Como punto a mi favor, la fila avanzó en un abrir y cerrar de ojos. Se escuchaba el constante rumor de personas que platicaban en diversos idiomas opacando el sonido de los sellos que emitían los agentes de migración. Fue mi turno y avancé con seguridad y confianza hacia la casilla.
Había llenado el formulario en el avión, así que se lo entregué junto a mi pasaporte y le mostré una sonrisa amistosa al agente que me escrutaba intensamente desde el otro lado del cristal. Abrió la libretita, la ojeó hoja por hoja y presionó los labios.
—¿Cuánto tiempo va a estar en el país? —inquirió con un acento inglés que apenas podía entender. Tuve que aguzar el oído para comprenderlo.
—Treinta días —respondí escueto.
El hombre que aparentaba tener unos cuarenta y pocos, frunció el ceño. Levantó el dedo y me señaló la cara. Tardé en comprender que se refería a los lentes. Me saqué los Ray-Ban a regañadientes y le enseñé mi mejor sonrisa que, a estas alturas, empezaba a acalambrarse.
—¿Tú mismo aquí? —Señaló la foto que mostraba mi pasaporte.
Asentí.
Él frunció el ceño todavía más y ahincó su mirada sobre mi foto de identidad. Esa foto me la había tomado hace cinco años, cuando no llevaba barba y mis ojos lucían menos ojerosos que ahora. Fue una época fantástica en mi vida; una época en la que mi única preocupación era esforzarme en el gimnasio para descubrir al recto abdominal de mis cuadraditos.
—Sí. El mismo.
El agente me dio otra mirada escéptica antes de levantar el sello y estrellarlo contra mi pasaporte. Me lo devolvió sin amagar su expresión y me hizo un ademán para que me fuese antes de que se arrepintiera de dejarme entrar a su país.

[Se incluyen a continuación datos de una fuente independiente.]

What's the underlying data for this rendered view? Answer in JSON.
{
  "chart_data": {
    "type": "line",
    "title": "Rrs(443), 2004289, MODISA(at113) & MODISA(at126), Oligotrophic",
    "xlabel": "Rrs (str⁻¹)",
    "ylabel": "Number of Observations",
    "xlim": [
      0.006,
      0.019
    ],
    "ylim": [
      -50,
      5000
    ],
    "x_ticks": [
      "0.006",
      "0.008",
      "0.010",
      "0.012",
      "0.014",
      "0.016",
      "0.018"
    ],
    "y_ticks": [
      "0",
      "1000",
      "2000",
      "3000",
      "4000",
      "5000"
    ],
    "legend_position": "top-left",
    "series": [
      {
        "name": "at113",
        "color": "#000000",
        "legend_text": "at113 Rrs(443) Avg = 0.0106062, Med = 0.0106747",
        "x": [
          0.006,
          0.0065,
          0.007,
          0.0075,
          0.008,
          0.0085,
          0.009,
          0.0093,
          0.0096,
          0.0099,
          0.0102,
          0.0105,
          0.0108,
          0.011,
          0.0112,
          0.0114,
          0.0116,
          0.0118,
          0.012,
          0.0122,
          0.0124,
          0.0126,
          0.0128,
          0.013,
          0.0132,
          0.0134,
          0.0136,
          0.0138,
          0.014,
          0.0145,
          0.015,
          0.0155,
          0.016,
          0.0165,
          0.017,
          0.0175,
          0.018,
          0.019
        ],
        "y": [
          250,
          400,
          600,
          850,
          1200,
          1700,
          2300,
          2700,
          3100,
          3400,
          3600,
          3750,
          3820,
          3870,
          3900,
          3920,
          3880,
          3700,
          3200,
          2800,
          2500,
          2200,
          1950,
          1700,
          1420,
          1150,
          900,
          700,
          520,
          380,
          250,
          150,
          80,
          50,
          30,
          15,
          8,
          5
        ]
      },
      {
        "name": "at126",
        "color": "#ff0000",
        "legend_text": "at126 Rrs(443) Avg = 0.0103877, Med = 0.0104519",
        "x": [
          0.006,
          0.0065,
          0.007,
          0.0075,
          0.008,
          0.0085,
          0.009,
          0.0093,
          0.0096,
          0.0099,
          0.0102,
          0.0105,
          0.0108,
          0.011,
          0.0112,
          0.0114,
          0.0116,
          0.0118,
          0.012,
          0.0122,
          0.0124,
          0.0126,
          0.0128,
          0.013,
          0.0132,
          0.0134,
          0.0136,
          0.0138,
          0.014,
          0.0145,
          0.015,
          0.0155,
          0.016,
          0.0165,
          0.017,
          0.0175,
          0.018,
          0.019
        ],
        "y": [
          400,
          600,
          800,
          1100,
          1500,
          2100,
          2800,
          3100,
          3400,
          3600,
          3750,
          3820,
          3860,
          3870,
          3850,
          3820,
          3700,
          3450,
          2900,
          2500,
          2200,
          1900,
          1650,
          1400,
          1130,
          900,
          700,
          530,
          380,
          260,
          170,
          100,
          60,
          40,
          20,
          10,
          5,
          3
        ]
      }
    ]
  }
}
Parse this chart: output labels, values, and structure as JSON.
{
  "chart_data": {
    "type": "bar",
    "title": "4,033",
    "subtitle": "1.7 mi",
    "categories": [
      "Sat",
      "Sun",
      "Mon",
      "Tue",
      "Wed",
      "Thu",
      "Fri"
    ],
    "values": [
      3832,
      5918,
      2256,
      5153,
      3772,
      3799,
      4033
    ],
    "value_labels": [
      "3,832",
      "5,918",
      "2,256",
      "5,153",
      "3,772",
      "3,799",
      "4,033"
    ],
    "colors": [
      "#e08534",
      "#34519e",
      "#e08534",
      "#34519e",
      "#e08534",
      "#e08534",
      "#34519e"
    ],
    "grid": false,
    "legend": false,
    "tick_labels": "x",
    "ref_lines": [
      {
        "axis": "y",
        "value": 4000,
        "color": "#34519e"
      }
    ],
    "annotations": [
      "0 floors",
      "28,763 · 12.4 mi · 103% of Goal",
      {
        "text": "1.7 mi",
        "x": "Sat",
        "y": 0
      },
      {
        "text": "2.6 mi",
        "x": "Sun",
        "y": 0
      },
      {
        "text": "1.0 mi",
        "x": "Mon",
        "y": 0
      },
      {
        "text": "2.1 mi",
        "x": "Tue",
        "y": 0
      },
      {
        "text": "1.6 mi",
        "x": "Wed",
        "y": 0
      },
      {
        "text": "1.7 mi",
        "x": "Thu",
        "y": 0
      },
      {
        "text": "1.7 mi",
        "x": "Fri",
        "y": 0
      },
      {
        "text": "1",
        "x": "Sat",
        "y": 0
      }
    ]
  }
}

Tomé mis pertenencias y me empujé lejos de ahí lo más rápido que mis pies me lo permitieron. Agradecía tener piernas largas en momentos como ese. Me dirigí, siguiendo las señalizaciones dobladas al inglés, español y chino, hacia la zona de entregas de pertenencias. Había menos gente allí que en la diminuta salita de migraciones. Me planté frente a la cinta y me fijé en las maletas que rodaban olvidadas en la misma.
Hasta que, al levantar la mirada, la vi.
Vi sus ojos avellana que se mantenían tratando de descifrar lo que quería decir las palabras inscriptas en la cinta. Las únicas que no estaban dobladas a ningún otro idioma más que el indonesio.
Luna García era la mujer más exasperante que había conocido en mi vida. Tenía una personalidad horrible. Era testaruda. Era retadora. Era... demasiado inteligente para las cosas malas. Y absurdamente competitiva. Todavía recuerdo que la mayoría de nuestras discusiones en la universidad eran por esa misma razón. Ella, una mujer extranjera, que estaba destruyéndome en cada clase. Y no me enfadaba que se luciera, porque tenía lo suyo, me enfadaba que me dejase en ridículo con su estúpida sabiondez.
Pero eso no era lo peor.
Lo peor fue lo que marcó el inicio de una guerra eterna entre los dos. Una guerra que no daba treguas. Que no entendía de razones. Que no se acabaría hasta el fin de los tiempos.
Una guerra que había olvidado desde el día en el que me marché de Los Ángeles para alejarme de todo lo que implicaba estar allí. Cerca de ella. Cerca de todo. No después de todo lo que sucedió.